Performs all key tasks and more: Pycaret automates every key task in machine learning process, from wrangling to preparing your data, for selecting a model, for optimising and evaluating a final model, then testing and saving a model ready for deployment and use. In addition, Pycaret offers easy access to extra functions while not always required, can be useful for particular projects - for example the ability to calculate Shapley values as we have seen for model interpretability.
Educational: Using this library helps all kinds of users, from amateurs to professional Data Scientists, keep up to date with the latest methods and techniques. For example, Pycaret maintains a list of the most widely used models which are included automatically when selecting a potential model. For model understanding and interpretation, a wide range of plots and analyses are available. I was not fully aware for example about Shapley values, and how they can help interpret models from a very different perspective. These are some of the many advantages of having an open source library like Pycaret that’s intended to automate the Data Science process, everyone’s collaberative effort to use and update the library helps keep highlighting and providing some of the latest and best techniques to all who use it.
Excellent data wrangling and transformation: As we saw with the setup() function there are many useful features available to perform many common tasks that would normally require many lines of code. For example, the inclusion of the SMOTE and resampling techniques often used to correct for imbalances in the target variable in a dataset. Sensible automatic imputation methods by default to deal with missing values, and normalisation methods to scale and prepare numeric data - are key common tasks that need to be performed, expertly automated by the Pycaret library.

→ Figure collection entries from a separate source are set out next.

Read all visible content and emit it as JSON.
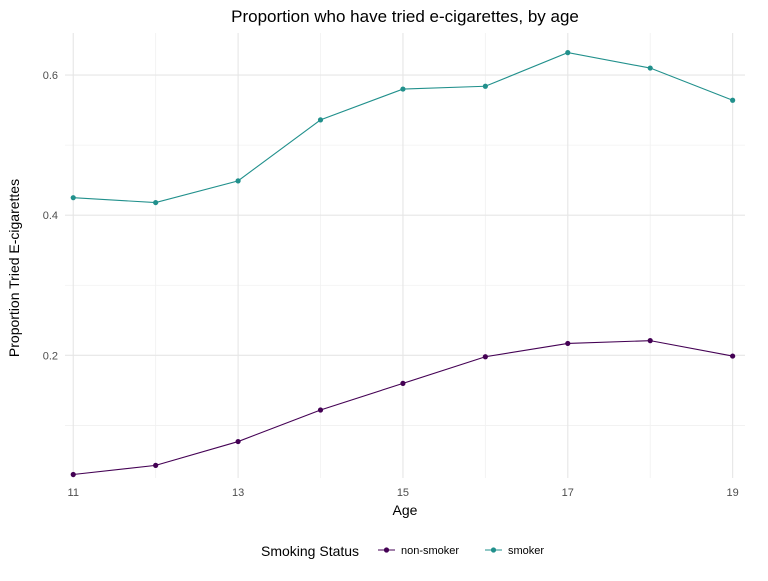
{
  "chart_data": {
    "type": "line",
    "title": "Proportion who have tried e-cigarettes, by age",
    "xlabel": "Age",
    "ylabel": "Proportion Tried E-cigarettes",
    "x": [
      11,
      12,
      13,
      14,
      15,
      16,
      17,
      18,
      19
    ],
    "x_ticks": [
      "11",
      "13",
      "15",
      "17",
      "19"
    ],
    "y_ticks": [
      "0.2",
      "0.4",
      "0.6"
    ],
    "xlim": [
      10.9,
      19.15
    ],
    "ylim": [
      0.025,
      0.66
    ],
    "grid": true,
    "legend": {
      "title": "Smoking Status",
      "position": "bottom"
    },
    "series": [
      {
        "name": "non-smoker",
        "color": "#440154",
        "values": [
          0.03,
          0.043,
          0.077,
          0.122,
          0.16,
          0.198,
          0.217,
          0.221,
          0.199
        ]
      },
      {
        "name": "smoker",
        "color": "#21908C",
        "values": [
          0.425,
          0.418,
          0.449,
          0.536,
          0.58,
          0.584,
          0.632,
          0.61,
          0.564
        ]
      }
    ]
  }
}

Quick consideration of a wide range of models: Pycaret’s compare_models(), create_model() and tune_model() functions allow you to quickly compare a wide range of the best models available (currently 18), then select and optimise the best model - in just 3 lines of code.
Creating a pipeline not just a model: The machine learning process is not just about producing a good model, you also need a process to transform the data into a format required for that model. This is often consider a separate bit of extra work, often referred to as an ETL process. (Extract, Transform & Load). Pycaret blends these two essential things together for you, another benefit of the automation it provides, so when you save your model, you also save this data transformation process, all together. And when you load it ready for use, you load the data transformation and the model together - ready for immediate use - a huge saving of time and effort.

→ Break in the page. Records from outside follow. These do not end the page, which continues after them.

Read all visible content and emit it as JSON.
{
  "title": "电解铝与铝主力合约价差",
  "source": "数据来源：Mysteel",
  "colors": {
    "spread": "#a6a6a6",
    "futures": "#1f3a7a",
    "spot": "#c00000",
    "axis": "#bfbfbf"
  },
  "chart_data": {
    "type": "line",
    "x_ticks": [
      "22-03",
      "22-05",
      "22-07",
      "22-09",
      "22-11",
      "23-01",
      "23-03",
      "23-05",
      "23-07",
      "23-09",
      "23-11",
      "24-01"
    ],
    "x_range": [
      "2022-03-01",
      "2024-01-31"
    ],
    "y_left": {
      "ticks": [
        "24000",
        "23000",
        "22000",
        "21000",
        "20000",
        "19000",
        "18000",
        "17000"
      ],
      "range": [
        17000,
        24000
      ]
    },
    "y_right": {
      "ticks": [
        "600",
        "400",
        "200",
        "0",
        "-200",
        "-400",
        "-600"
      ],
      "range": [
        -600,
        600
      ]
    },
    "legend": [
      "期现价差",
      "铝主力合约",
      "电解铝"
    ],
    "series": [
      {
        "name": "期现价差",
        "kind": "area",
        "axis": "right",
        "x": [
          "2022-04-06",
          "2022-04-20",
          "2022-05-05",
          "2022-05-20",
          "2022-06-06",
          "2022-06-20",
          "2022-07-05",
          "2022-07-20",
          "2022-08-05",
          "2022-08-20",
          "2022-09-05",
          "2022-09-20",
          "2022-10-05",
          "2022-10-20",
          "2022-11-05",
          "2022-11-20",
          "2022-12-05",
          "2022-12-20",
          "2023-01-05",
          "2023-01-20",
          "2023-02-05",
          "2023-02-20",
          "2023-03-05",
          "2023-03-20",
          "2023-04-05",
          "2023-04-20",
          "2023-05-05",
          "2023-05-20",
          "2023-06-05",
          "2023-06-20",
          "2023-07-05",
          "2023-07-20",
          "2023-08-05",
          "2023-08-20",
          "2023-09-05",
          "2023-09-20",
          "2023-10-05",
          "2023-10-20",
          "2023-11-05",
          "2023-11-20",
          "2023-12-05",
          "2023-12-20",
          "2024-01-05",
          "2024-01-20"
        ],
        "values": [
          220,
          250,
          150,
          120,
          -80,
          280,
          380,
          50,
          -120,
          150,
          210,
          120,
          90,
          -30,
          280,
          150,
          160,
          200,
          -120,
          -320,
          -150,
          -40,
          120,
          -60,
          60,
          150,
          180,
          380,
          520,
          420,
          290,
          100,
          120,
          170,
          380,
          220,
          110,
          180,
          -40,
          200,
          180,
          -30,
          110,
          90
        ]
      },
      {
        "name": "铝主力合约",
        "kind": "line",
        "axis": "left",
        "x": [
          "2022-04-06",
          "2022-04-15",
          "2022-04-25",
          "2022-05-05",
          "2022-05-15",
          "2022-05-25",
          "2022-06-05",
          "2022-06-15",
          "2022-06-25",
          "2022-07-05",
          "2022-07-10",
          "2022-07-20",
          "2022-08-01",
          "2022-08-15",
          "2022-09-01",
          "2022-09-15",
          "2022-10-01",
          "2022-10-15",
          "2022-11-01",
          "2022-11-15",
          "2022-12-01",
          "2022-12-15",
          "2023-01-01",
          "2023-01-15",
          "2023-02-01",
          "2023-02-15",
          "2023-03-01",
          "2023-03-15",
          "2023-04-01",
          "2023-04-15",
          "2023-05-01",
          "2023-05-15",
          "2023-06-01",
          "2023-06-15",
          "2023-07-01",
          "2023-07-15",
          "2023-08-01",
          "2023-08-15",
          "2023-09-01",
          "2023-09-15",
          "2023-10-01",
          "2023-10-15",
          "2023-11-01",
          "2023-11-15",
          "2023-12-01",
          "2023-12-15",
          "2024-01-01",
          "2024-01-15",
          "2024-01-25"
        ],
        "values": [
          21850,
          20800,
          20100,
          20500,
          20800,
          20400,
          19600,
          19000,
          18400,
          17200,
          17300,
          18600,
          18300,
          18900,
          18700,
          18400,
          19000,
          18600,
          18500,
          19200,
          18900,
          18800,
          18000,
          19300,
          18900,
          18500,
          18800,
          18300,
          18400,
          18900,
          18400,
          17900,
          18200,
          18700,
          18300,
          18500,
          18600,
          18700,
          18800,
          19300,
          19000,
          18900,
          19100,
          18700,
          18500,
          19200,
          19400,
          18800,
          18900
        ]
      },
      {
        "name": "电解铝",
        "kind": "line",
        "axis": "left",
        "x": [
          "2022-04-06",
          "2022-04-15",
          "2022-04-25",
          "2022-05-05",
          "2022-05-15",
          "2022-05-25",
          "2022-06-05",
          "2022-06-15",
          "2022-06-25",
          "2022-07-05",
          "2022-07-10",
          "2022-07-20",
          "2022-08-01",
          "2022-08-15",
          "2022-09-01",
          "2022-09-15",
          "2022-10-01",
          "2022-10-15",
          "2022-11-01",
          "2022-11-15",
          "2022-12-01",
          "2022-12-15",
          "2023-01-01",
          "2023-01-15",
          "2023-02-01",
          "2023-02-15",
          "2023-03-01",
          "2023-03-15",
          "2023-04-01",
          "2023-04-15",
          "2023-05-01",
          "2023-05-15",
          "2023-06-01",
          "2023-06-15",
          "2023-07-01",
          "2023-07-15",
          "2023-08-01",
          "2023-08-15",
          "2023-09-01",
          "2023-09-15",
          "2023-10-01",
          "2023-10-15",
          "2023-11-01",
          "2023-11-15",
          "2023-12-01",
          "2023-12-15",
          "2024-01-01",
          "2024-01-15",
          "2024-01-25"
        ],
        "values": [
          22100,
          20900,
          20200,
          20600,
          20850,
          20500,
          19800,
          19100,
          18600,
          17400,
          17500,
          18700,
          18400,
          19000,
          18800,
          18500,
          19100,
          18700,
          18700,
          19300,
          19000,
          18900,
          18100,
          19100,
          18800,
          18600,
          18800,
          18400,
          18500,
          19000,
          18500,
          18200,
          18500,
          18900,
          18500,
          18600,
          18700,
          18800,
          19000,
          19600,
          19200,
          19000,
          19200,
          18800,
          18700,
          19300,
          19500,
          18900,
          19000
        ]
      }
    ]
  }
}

These are just some of the key pros of the Pycaret library, in my opinion there are many many more. To illustrate what a huge advance and benefit the Pycaret library is in the pros highlighted, compare this to a previous machine learning project of mine to classify breast cancer data, where I used the common and more manual process of many more lines of code for each part of the machine learning pipeline.
Cons
Not good for beginners: Despite being pitched for begginners, this library may not be ideal for beginners in my opinion. While the functions are easy for a beginner to use, and indeed as highlighted you can run the entire machine learning process very easily, I would say this can be a bit deceptive and misleading. Simply running the process with little understanding what is going on underneath, is not a substitute for understanding the basics. For example when, why & how should we transform data? (e.g. normalisation of numeric values) which is the most appropriate metric to interpret results? (e.g. balanced vs imbalanced target variable).

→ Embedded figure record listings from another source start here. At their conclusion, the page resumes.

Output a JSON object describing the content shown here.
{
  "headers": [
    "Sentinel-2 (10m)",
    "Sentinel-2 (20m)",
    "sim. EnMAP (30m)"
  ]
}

No ability to customose plots: This is perhaps a minor issue, but it would be nice to be able to customise plots at least a little for example to adjust the size of plots.
Can’t easily see what is going on under the hood: In a way, this is I feel both a Pro and a Con. If you know what is going on with these automated functions underneath, then to some extent it can be nice to not be overloaded with lots of detail about it. On the other hand, for both experienced Data Scientist’s and begginners it can be helpful to actually understand more of what each automated function is doing. Many functions do give some insight as to what they are doing, but many things are hidden - and can only be discovered by reading the documentation, which I would suggest is a good idea for anyone using this library, experienced or not. But again I feel this is a relatively minor con, as its a difficult balance to achieve in the trade off between simplifying and automating the process vs making every part of the process transparent.